WVOI
- Marco Island, Florida; United States;
- Frequency: 1480 kHz

Programming
- Format: Catholic radio
- Network: Relevant Radio

Ownership
- Owner: Relevant Radio, Inc.
- Sister stations: WMYR; WCNZ;

History
- First air date: January 1975
- Last air date: January 21, 2020
- Former call signs: WRGI (1975–1978) WMIB (1978–1984) WWWO (1984–1985) WMIB (1985–1993) WODX (1993–2002)
- Former frequencies: 1510 kHz
- Call sign meaning: "Voice of the Islands"

Technical information
- Facility ID: 13980
- Class: B
- Power: 1,000 watts
- Transmitter coordinates: 25°59′30″N 81°37′30″W﻿ / ﻿25.99167°N 81.62500°W

= WVOI (AM) =

Radio station in Marco Island, Florida

WVOI (1480 AM) was a radio station that broadcast a Catholic radio format. Licensed to serve Marco Island, Florida, United States, the station was last owned by Relevant Radio, Inc. It broadcast between 1975 and 2020 and was the first radio station on Marco Island.

==History==
The station went on the air as WRGI in January 1975 as Marco Island's first radio station. It was owned by Collier Broadcasting Company and aired a contemporary hit radio format.

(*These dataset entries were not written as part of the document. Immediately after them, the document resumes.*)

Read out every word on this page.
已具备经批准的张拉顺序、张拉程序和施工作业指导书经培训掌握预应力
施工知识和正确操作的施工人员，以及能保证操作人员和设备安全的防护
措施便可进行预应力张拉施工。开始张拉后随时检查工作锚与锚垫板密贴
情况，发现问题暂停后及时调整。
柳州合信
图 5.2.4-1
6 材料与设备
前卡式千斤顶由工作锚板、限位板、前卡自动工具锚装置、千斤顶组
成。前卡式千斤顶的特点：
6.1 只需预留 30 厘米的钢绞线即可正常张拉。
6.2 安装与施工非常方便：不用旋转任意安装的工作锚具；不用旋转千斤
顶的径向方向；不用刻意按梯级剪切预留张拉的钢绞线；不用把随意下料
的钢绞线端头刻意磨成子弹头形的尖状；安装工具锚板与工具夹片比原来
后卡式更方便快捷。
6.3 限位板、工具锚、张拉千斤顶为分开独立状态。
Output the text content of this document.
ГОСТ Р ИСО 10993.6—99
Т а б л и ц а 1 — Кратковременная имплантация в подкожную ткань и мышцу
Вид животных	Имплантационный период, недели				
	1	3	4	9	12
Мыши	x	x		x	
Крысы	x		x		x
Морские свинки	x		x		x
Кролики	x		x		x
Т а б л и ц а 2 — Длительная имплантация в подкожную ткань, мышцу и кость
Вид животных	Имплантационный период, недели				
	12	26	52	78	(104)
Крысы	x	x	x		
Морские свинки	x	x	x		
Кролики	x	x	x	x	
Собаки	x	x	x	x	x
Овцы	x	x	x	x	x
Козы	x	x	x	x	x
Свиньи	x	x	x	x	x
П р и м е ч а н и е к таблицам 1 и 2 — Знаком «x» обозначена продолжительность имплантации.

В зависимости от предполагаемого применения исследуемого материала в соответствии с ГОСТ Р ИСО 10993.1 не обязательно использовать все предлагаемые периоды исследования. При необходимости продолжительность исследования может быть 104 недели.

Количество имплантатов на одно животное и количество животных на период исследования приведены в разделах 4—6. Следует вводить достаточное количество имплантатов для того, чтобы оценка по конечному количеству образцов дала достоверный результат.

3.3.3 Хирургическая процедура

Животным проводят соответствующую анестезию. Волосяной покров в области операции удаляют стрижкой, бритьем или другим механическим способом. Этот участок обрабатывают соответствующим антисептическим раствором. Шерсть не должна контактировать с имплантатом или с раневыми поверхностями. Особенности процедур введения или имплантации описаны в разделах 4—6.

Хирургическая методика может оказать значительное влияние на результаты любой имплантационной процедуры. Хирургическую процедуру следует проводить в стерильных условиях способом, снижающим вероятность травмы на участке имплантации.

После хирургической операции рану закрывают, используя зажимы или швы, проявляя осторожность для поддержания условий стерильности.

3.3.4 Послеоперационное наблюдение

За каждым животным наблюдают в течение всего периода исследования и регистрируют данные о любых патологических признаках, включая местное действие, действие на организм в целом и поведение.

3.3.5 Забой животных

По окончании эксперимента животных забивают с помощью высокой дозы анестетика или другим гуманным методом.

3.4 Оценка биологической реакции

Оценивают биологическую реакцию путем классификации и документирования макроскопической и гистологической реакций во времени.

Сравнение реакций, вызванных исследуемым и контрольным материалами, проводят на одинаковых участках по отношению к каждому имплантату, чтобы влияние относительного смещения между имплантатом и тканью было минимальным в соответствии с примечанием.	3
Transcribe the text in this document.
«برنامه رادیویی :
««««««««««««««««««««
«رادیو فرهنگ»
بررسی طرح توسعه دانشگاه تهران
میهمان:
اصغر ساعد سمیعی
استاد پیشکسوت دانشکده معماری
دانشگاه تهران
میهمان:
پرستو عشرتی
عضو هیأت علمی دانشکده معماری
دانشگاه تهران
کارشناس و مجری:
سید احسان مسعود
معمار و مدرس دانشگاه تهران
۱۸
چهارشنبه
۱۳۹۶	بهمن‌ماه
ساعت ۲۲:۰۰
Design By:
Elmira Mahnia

In 1978, WRGI became WMIB (promoted as "Wonderful Music Is Back") and changed to a big band music format, playing music of the 1930s and 1940s. Arkelian Broadcasting acquired WMIB from Collier in 1983; after a brief stint as WWWO from 1984 to 1985, Arkelian sold it to Teiwes Broadcasting at the end of 1986. Teiwes sold WMIB, which had gone silent, to WCOO general manager Terry Lee Trunzo's Marco Island Broadcasting for $70,000 in 1992.

WMIB lost its transmitter tower when Hurricane Andrew passed over Marco Island in 1992. After the tower collapse, WMIB was sold to Cos-Star Broadcasting Corporation for $47,000; principal Patrick Costa owned WNNW in Salem, New Hampshire. The new owner revived the station with the Jones Satellite Network's oldies programming as WODX on August 6, 1993. The oldies format remained until a format flip to sports talk in 1996.

===Expanded band assignment===
On March 17, 1997, the Federal Communications Commission (FCC) announced that 88 stations had been given permission to move to newly available "expanded band" transmitting frequencies, ranging from 1610 to 1700 kHz, with WODX authorized to move from 1480 to 1660 kHz.

On February 17, 1998, the new expanded band station on 1660 AM—also on Marco Island—was assigned the call letters WMIB, under which it signed on in June 1999; the call sign was changed to WCNZ on January 18, 2002. The FCC's initial policy was that both the original station and its expanded band counterpart could operate simultaneously for up to five years, after which owners would have to turn in one of the two licenses, depending on whether they preferred the new assignment or elected to remain on the original frequency. However, this deadline was extended multiple times, and both stations continued to be authorized for 23 years.

The stations simulcast, having returned to adult standards, until 2000. That year, a lease-to-buy deal under which Richard and Kathy Storm ran the station ended after the Storms opted not to buy WODX and WMIB from Cos-Star Broadcasting. Two years later, a Collier County jury awarded them $225,000 after the Storms sued Cos-Star for poor record keeping, FCC violations, and power problems on the expanded-band frequency, finding that Cos-Star had breached its time brokerage and option agreements.

===Later history===
When the Storms deal collapsed, Cos-Star moved operations off Marco Island and to a facility in East Naples, and the station was sold to All Financial Network. That group aired its talk programs on the 1660 frequency and adult standards on 1480.

The call letters changed one last time on July 3, 2002, to WVOI, representing the "Voice of the Islands". The format changed again to local talk in 2003.

Logo as "98FM Marco Island"

In 2013, WVOI, WCNZ and WMYR in Fort Myers became a simulcast network with a classic country format, dropping standards. By 2016, it was airing an adult contemporary format as 98FM Marco Island, named for its FM translator at the time, W251BL. That year, Starboard Media, then-owner of Relevant Radio, acquired the three stations from Almodovar Media Corporation, which had defaulted on its promissory note to the previous ownership.

On January 21, 2020, a fire destroyed the WVOI transmitter site; the station never returned. As a result of being off the air for over a year, WVOI's license was deleted on June 3, 2021.